Facebook vulnerability reporting: the wrong way

When you want to demonstrate a vulnerability to the Facebook bug bounty team, try to find a polite way to do it with test accounts rather than using Mark Zuckerberg's timeline.

Palestinian hacker Khalil Shreateh reported a bug in Facebook through their White Hat bug bounty program. It didn't go well for him. Some misunderstanding and obtuse thinking on both sides resulted in Shreateh losing his bounty.

The bug he was reporting allows a user to post to the wall of a user of whom he is not a friend. In his initial report to Facebook, he demonstrates his bug by posting on Sarah Goodin's timeline; as he explains, "Sarah Goodin is the girl that was in the same college with Mark Zuckerberg."

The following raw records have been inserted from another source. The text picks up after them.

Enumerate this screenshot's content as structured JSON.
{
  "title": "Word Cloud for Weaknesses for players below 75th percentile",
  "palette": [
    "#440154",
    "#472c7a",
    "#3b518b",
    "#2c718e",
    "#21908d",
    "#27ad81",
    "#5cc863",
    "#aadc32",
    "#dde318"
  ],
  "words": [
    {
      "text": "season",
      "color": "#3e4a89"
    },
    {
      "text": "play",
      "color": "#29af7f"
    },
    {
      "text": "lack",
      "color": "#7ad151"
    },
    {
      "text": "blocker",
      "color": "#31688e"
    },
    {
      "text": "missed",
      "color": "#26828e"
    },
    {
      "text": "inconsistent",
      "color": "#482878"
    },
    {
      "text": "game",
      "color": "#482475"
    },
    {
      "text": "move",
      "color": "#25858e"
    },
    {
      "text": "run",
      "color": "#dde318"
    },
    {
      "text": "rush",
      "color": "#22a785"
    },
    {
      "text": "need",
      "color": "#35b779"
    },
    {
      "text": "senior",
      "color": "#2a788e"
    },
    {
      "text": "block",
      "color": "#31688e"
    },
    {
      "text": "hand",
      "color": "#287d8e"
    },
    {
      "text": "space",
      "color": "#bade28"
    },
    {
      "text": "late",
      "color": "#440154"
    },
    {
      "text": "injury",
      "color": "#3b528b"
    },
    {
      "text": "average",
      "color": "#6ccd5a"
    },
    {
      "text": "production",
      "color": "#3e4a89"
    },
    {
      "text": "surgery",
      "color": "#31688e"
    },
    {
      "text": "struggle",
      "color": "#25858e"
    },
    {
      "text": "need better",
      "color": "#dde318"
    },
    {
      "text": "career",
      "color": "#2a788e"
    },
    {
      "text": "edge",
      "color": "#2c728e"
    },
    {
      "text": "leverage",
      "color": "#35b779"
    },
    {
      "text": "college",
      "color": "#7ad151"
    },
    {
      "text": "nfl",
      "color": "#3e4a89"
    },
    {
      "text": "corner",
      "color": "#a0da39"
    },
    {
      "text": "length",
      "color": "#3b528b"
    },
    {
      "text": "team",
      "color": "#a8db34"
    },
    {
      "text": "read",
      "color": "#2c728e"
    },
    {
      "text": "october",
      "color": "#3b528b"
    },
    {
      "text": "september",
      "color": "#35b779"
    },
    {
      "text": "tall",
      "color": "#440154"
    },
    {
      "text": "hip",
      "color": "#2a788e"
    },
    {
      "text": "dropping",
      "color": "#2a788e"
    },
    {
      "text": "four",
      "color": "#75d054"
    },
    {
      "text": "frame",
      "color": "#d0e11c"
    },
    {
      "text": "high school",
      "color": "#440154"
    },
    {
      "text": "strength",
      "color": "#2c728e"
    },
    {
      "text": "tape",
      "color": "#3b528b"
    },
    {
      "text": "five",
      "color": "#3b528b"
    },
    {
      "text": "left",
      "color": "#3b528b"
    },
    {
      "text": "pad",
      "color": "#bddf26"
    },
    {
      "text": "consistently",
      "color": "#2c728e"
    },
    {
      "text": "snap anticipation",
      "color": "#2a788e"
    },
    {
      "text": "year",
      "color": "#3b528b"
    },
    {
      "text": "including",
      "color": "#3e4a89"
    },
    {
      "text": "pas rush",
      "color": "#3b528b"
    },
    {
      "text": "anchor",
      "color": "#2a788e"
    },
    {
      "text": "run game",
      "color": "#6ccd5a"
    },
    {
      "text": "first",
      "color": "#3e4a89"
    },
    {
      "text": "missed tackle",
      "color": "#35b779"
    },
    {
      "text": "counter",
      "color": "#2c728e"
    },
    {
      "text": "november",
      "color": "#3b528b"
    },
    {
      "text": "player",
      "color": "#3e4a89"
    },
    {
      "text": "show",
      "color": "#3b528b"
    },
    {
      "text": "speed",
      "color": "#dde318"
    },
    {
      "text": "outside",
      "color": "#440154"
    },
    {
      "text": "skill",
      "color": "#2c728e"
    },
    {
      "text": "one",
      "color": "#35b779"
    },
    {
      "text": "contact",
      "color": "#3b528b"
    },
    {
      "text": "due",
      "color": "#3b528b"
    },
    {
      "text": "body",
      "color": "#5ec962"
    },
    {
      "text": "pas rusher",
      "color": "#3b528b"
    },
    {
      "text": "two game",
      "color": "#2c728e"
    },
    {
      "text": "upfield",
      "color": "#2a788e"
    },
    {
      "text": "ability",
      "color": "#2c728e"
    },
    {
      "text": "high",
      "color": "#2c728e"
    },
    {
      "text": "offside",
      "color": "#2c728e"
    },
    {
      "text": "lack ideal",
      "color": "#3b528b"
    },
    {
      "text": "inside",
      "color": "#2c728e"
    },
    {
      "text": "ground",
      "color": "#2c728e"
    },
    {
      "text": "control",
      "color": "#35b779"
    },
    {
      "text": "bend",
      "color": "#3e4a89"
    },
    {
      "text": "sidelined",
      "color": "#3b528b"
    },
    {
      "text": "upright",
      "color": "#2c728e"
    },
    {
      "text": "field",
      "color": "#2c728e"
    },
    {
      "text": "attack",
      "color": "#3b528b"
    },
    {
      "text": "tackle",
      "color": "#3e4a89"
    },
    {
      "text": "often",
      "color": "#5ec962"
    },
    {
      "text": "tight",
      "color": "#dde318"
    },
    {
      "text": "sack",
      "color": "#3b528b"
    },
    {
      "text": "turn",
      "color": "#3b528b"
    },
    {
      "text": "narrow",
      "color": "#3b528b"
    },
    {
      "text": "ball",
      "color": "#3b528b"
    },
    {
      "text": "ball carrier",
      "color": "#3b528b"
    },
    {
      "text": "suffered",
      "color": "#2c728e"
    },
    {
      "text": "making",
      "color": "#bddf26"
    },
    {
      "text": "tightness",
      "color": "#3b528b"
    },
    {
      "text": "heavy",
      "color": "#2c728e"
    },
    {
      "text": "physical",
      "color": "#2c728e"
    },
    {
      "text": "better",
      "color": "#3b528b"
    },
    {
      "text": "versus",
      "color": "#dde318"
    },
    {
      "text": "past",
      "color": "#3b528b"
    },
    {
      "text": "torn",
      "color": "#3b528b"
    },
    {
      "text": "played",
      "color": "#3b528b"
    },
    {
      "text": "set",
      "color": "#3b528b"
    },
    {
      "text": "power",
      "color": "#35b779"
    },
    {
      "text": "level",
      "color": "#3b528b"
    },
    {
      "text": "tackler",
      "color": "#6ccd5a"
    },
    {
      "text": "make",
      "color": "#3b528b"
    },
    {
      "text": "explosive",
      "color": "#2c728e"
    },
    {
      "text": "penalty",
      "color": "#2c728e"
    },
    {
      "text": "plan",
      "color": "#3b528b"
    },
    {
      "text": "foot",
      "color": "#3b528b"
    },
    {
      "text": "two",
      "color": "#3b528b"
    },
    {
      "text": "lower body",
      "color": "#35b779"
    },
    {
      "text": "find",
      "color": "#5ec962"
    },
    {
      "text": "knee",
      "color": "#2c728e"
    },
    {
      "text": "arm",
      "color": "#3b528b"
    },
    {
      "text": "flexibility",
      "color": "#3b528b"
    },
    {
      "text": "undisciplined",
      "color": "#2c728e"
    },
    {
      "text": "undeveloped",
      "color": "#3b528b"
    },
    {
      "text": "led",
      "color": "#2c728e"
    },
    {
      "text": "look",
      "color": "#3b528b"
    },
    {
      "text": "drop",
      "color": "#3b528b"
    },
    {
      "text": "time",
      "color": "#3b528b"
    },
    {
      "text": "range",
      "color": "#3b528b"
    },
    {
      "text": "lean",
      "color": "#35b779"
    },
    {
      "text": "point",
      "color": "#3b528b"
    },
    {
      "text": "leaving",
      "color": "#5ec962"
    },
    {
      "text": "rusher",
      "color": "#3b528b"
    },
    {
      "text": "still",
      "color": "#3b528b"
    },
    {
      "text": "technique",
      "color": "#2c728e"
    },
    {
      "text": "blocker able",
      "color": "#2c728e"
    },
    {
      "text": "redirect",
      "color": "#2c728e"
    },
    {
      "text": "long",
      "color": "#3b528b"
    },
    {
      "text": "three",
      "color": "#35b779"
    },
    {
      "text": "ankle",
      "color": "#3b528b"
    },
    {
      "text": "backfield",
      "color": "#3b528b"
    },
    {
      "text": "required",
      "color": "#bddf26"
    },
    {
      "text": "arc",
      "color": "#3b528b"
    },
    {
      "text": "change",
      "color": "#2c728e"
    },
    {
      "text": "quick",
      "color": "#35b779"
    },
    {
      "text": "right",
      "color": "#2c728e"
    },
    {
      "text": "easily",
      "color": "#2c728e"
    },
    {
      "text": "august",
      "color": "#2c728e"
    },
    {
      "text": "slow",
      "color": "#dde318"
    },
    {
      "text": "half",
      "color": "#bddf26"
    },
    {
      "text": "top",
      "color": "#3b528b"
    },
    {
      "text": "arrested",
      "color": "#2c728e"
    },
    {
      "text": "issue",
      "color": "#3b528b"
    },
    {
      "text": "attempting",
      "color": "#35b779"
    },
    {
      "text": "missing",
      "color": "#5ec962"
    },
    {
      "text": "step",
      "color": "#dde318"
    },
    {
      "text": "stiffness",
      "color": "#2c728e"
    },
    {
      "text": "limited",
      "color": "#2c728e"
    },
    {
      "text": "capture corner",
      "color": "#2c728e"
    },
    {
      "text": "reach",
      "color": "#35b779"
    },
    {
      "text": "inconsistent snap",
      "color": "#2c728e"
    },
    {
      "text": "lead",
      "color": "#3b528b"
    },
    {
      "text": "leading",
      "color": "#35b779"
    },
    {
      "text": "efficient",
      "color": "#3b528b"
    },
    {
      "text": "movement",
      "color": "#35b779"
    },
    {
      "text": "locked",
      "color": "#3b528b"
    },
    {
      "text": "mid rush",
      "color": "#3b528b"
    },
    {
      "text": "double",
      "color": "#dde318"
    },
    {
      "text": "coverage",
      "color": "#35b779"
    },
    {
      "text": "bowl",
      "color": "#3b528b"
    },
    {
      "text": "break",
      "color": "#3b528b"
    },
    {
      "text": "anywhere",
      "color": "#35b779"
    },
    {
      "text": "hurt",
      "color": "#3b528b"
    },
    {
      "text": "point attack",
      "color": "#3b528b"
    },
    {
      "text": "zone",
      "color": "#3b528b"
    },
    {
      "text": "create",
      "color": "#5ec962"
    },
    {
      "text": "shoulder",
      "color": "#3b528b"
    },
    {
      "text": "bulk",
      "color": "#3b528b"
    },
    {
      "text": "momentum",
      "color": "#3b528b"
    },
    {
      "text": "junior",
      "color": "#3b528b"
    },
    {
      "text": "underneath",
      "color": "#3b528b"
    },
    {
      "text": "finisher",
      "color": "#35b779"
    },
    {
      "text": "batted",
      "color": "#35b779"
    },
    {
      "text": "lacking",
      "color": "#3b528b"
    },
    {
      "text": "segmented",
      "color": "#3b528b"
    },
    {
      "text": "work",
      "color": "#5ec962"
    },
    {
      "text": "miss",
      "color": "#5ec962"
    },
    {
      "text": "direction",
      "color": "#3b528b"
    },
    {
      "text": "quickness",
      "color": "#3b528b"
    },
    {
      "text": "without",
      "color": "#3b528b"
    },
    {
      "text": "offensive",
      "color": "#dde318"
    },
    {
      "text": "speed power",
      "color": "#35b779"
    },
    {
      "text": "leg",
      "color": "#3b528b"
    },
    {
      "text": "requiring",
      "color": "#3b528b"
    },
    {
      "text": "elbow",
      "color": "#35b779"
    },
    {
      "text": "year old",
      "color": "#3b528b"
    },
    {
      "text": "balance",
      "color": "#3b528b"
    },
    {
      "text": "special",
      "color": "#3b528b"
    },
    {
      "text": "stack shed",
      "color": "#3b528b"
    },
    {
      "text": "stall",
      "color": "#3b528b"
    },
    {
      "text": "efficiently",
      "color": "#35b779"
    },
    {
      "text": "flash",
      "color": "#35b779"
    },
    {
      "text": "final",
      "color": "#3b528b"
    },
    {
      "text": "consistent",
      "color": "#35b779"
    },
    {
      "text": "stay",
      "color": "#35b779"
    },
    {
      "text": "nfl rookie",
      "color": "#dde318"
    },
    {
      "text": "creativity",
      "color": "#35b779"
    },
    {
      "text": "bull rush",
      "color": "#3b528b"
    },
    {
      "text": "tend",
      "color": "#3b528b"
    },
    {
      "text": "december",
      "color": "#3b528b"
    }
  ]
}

Already he's going about it the wrong way. He violates the terms of service by posting to a non-friend's account; this is probably necessary to some degree in order to demonstrate the bug. But he doesn't need to go to someone like Sarah Goodin's page to do it. I personally keep a second Facebook account just for testing, and it wouldn't have been hard for him to do the same.

The Facebook White Hat guys surpass Shreateh's obtuseness with their response to him. He sends them a link to the post he made and they say that when they click on it, they get an error message. Well, duh! If they're not friends of Sarah Goodin they should expect to get an error message, but then again this is another reason why (ab)using her account was a bad idea for Shreateh.

If I were Shreateh at this point, I would ask the Facebook guys to give me the name of some test account to which they have access and with which I am not a friend so that I could demonstrate the bug. Shreateh decides to go about things another way: He tells them that he will post to Mark Zuckerberg's timeline. Incredibly, the Facebook guys just tell him that 'this is not a bug' and ignore his remark about posting on Zuckerberg's timeline. So Shreateh emails back to tell them he has "no choice than to post to Mark Zuckerberg's timeline'." And that's what he does:

In the YouTube video below, Shreateh demonstrates the exploit, although at the critical moment  he doesn't really show what he's doing. It involves the user id of the user on whose timeline he is posting.

Only now does Facebook ask Shreateh for details of the exploit. The follow this question up by deactivating his account. He asked for them to reactivate it and they did. But they also said that they would not pay him the bounty for the bug because he violated their terms of service.

Both Facebook and Shreateh could have handled this better. Shreateh had better options than to post on 3rd parties' timelines, let alone Mark Zuckerberg's, but Facebook could also have made it easier for him to demonstrate a bug which requires a TOS violation.  I hope they find a way to get Shreateh the money because he deserves it in spite of the arrogant way he demonstrated the bug.

Hat tip to Johannes Ullrich and his ISC Stormcast for today.